What Makes a True Friend?

Seth Mullins
When you look out on the world, do you see a host of souls that need saving? Are you looking to help someone carry their load, or maybe searching for someone to help carry yours? Who do you consider your real friends, and what is it that distinguishes them from out of the mass of hopefuls?

Friendship is an experience that has undergone thousands of transformations throughout our time here on this planet, but there is a certain quality or essence that, more often than not, manages to shine through all the permutations. It seems that a true friend is one who encourages the best in us and discourages the worst, while at the same time never expecting us to be something other than what we can be.

Here's where it can get tricky, though, because what do value judgments like "best" and "worst" really mean in the scheme of things? If we don't really know ourselves, it can be easy to fall prey to people who claim to want and/or know what's "best" for us. Ever come out of a long-term relationship with the feeling that you never really knew the person who was your partner for all that time? Illusions are spawned by a lack of self-knowledge. When we aren't aware of our own real needs we run the risk of attracting a lot of the wrong people into our lives.

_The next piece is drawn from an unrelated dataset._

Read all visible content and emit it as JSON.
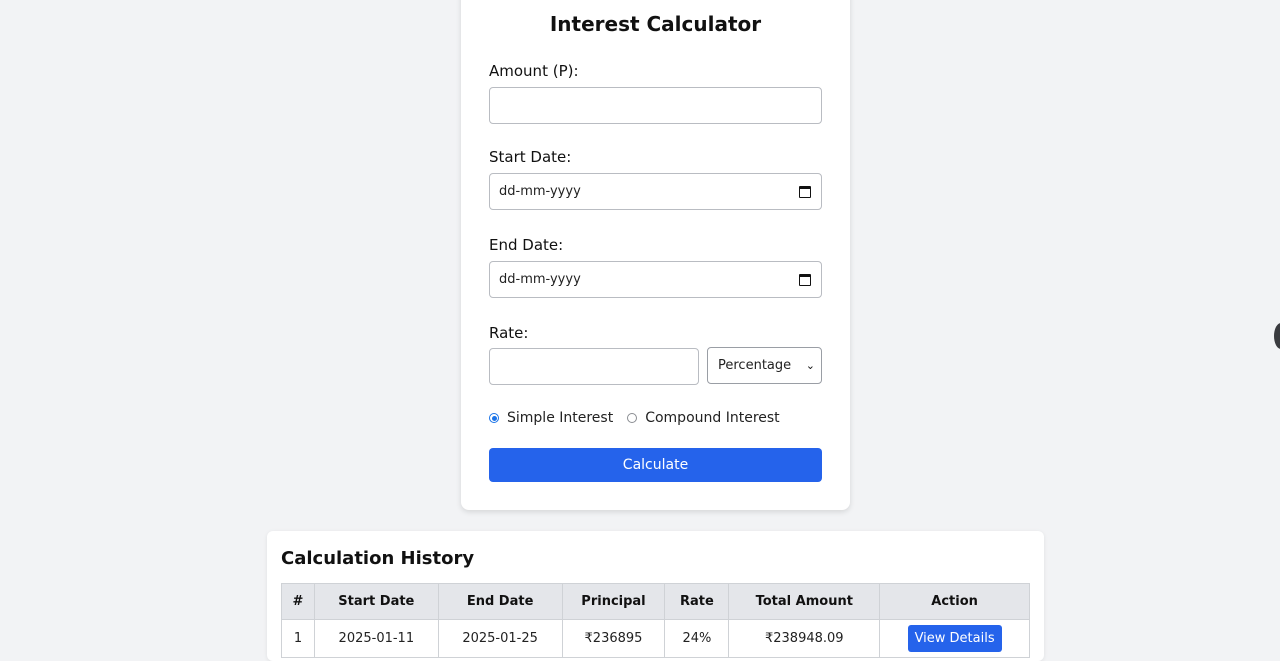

I suppose it's a variation of a worn out cliche that says, in this case, if you want to make good friends then first you have to be a good friend to yourself. But some cliches stand the test of time because they carry a kernel of truth.

This is not to say that a person who's close to us can't tell us things about ourselves of which we're unaware. But there's a difference between giving input out of a sincere intent to support someone and putting in one's two cents because one has a stake in that person being a certain way.

The quality that constitutes a good and solid friendship is probably something that has to be felt rather than thought about. The heart can arrive at a much quicker and clearer understanding than the mind can. There are a few tell-tale signs that can often indicate that a friendship is the real deal, though. We feel safe to be ourselves, wherever we're at. We're free to speak our minds. When we do speak we feel heard, and when it's our turn to listen we don't feel like it's a burden but rather do it because we want to.

Of course, if you happen to know someone who'd take a bullet for you without hesitation then I'd say hold onto that one for life.